Mapping the SARS-CoV-2 Epitope Landscape and Uncovering the Origins of Immunodominant Public Epitopes

Abstract

The adaptive immune system relies on an extremely diverse antibody repertoire to mount responses to pathogens encountered over the course of a lifetime. Understanding the precise targets, or epitopes, recognized by the antibody repertoire is critical for improving diagnostics, therapeutics, and vaccines, and understanding fundamental aspects of antigenicity. In this dissertation, we use high-throughput antibody profiling to map the epitope landscape of SARS-CoV- 2 and to study the mechanisms that lead to shared epitope recognition across individuals. In the first part of this dissertation, we performed deep serological profiling of 232 COVID-19 patients and 190 pre-COVID-19 era controls and revealed over 800 epitopes in the SARS-CoV-2 proteome, including 10 epitopes likely recognized by neutralizing antibodies. Pre-existing antibodies in controls recognized SARS-CoV-2 ORF1, while only COVID-19 patients primarily recognized spike and nucleoprotein. A machine learning model trained on our data predicted SARS-CoV-2 exposure history with 99% sensitivity and 98% specificity; a rapid Luminex-based diagnostic was developed from the most discriminatory SARS-CoV-2 peptides.
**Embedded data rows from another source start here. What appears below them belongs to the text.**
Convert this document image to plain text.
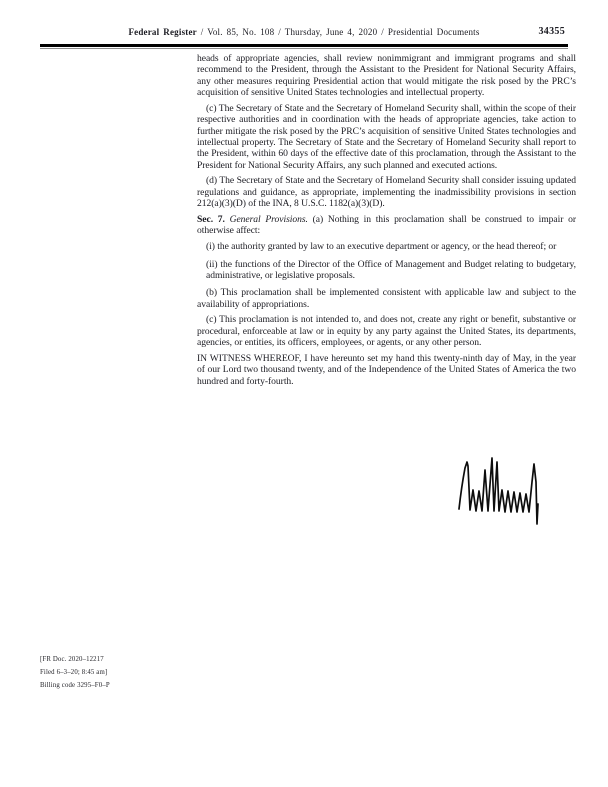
Federal Register / Vol. 85, No. 108 / Thursday, June 4, 2020 / Presidential Documents	34355

heads of appropriate agencies, shall review nonimmigrant and immigrant programs and shall recommend to the President, through the Assistant to the President for National Security Affairs, any other measures requiring Presidential action that would mitigate the risk posed by the PRC’s acquisition of sensitive United States technologies and intellectual property.

(c) The Secretary of State and the Secretary of Homeland Security shall, within the scope of their respective authorities and in coordination with the heads of appropriate agencies, take action to further mitigate the risk posed by the PRC’s acquisition of sensitive United States technologies and intellectual property. The Secretary of State and the Secretary of Homeland Security shall report to the President, within 60 days of the effective date of this proclamation, through the Assistant to the President for National Security Affairs, any such planned and executed actions.

(d) The Secretary of State and the Secretary of Homeland Security shall consider issuing updated regulations and guidance, as appropriate, implementing the inadmissibility provisions in section 212(a)(3)(D) of the INA, 8 U.S.C. 1182(a)(3)(D).

Sec. 7. General Provisions. (a) Nothing in this proclamation shall be construed to impair or otherwise affect:

(i) the authority granted by law to an executive department or agency, or the head thereof; or

(ii) the functions of the Director of the Office of Management and Budget relating to budgetary, administrative, or legislative proposals.

(b) This proclamation shall be implemented consistent with applicable law and subject to the availability of appropriations.

(c) This proclamation is not intended to, and does not, create any right or benefit, substantive or procedural, enforceable at law or in equity by any party against the United States, its departments, agencies, or entities, its officers, employees, or agents, or any other person.

IN WITNESS WHEREOF, I have hereunto set my hand this twenty-ninth day of May, in the year of our Lord two thousand twenty, and of the Independence of the United States of America the two hundred and forty-fourth.

[FR Doc. 2020–12217
Filed 6–3–20; 8:45 am]
Billing code 3295–F0–P
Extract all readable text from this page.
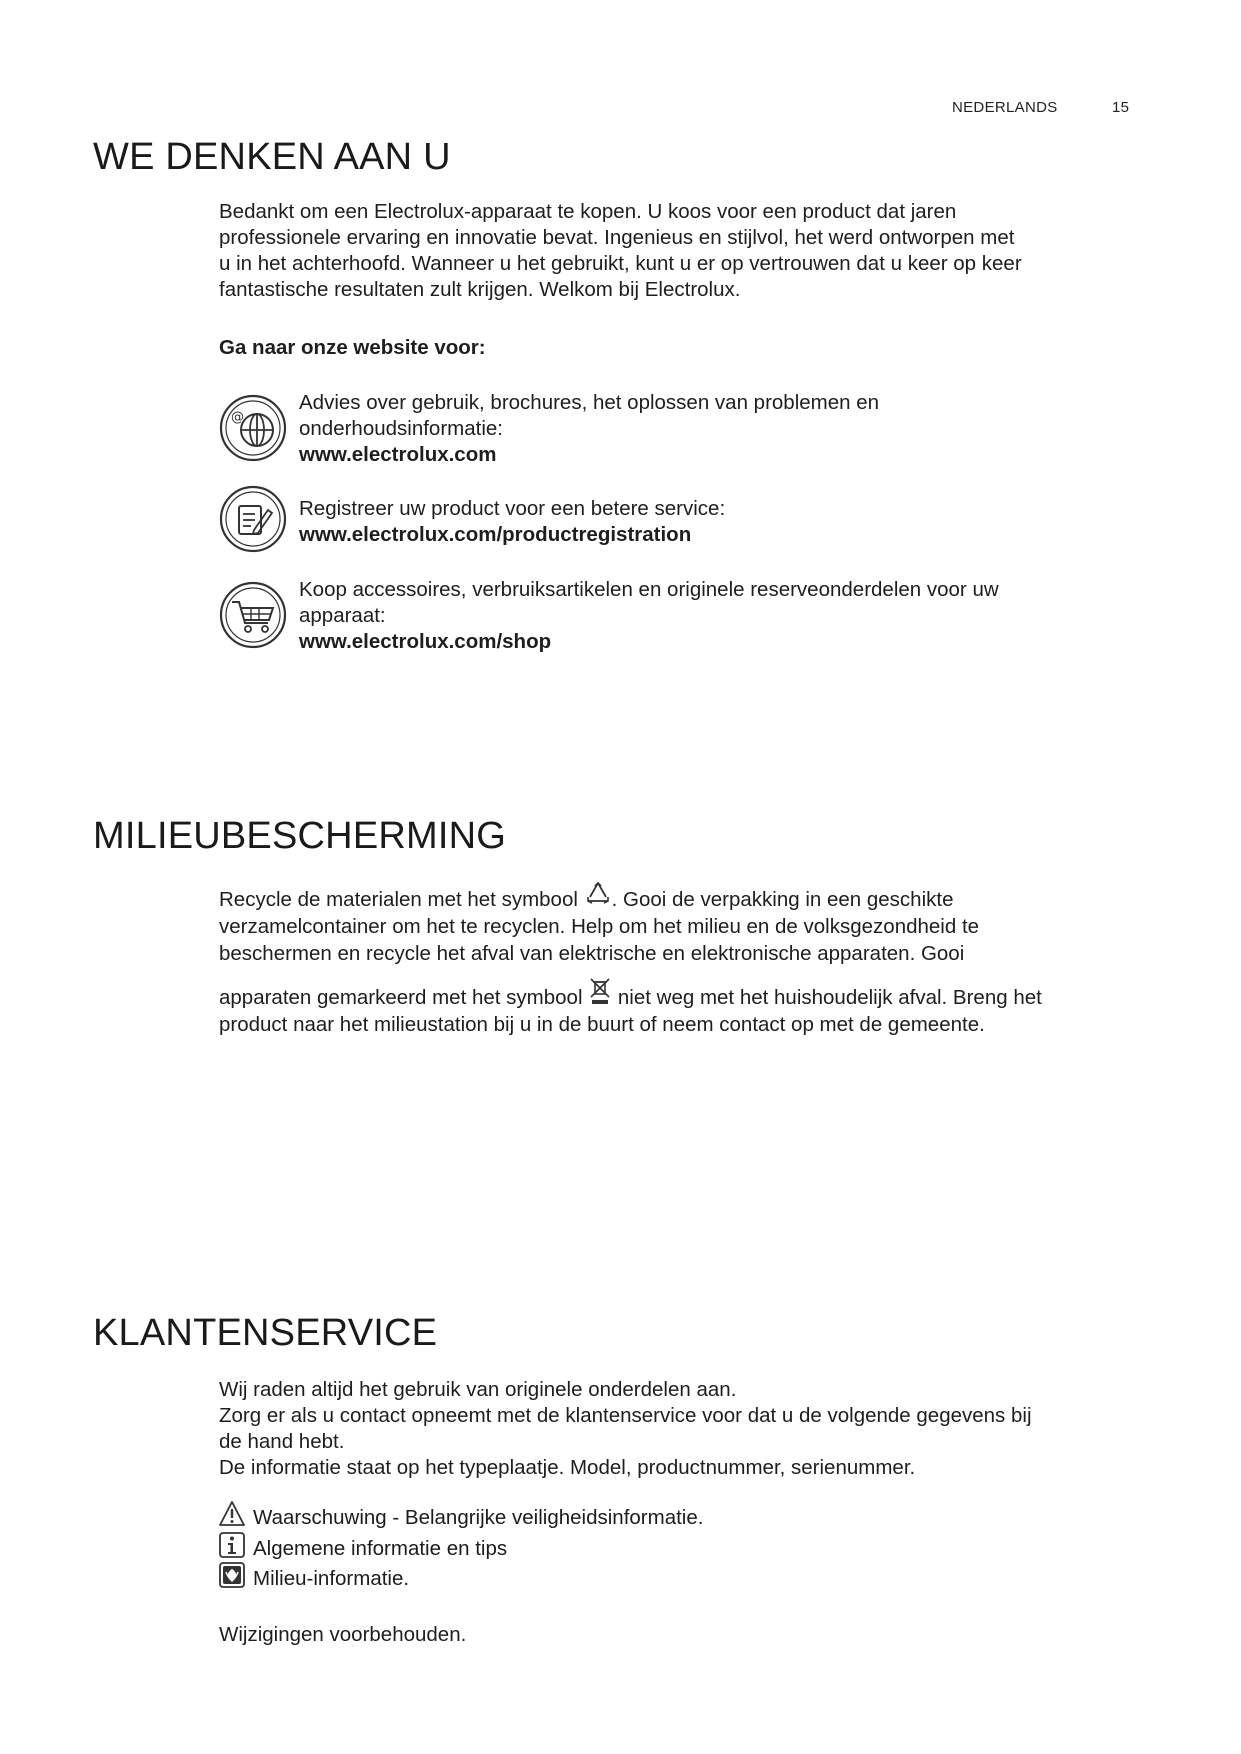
NEDERLANDS	15
WE DENKEN AAN U
Bedankt om een Electrolux-apparaat te kopen. U koos voor een product dat jaren
professionele ervaring en innovatie bevat. Ingenieus en stijlvol, het werd ontworpen met
u in het achterhoofd. Wanneer u het gebruikt, kunt u er op vertrouwen dat u keer op keer
fantastische resultaten zult krijgen. Welkom bij Electrolux.
Ga naar onze website voor:
@
Advies over gebruik, brochures, het oplossen van problemen en
onderhoudsinformatie:
www.electrolux.com
Registreer uw product voor een betere service:
www.electrolux.com/productregistration
Koop accessoires, verbruiksartikelen en originele reserveonderdelen voor uw
apparaat:
www.electrolux.com/shop
MILIEUBESCHERMING
Recycle de materialen met het symbool . Gooi de verpakking in een geschikte
verzamelcontainer om het te recyclen. Help om het milieu en de volksgezondheid te
beschermen en recycle het afval van elektrische en elektronische apparaten. Gooi
apparaten gemarkeerd met het symbool  niet weg met het huishoudelijk afval. Breng het
product naar het milieustation bij u in de buurt of neem contact op met de gemeente.
KLANTENSERVICE
Wij raden altijd het gebruik van originele onderdelen aan.
Zorg er als u contact opneemt met de klantenservice voor dat u de volgende gegevens bij
de hand hebt.
De informatie staat op het typeplaatje. Model, productnummer, serienummer.
Waarschuwing - Belangrijke veiligheidsinformatie.
Algemene informatie en tips
Milieu-informatie.
Wijzigingen voorbehouden.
Individuals with more severe COVID-19 exhibited stronger and broader SARS-CoV-2 responses, weaker antibody responses to prior infections, and higher incidence of CMV and HSV-1, possibly influenced by demographic covariates. In the second part of this dissertation, we studied the striking observation that despite the vast diversity of the antibody repertoire, infected individuals often mount antibody responses to precisely the same epitopes within antigens. The immunological mechanisms underpinning this phenomenon remained unknown. By mapping 376 immunodominant “public epitopes” at high resolution and characterizing several of their cognate antibodies, we conclude that germline-encoded sequences in antibodies drive recurrent recognition. Systematic analysis of antibody–antigen structures uncovered 18 human and 21 partially overlapping mouse germline-encoded amino acid-binding (GRAB) motifs within heavy and light V gene segments that, in case studies, are critical for public epitope recognition. GRAB motifs represent a fundamental component of the immune system’s architecture that ensures antibody recognition of pathogens and promotes species-specific reproducible responses that can exert selective pressure on pathogens.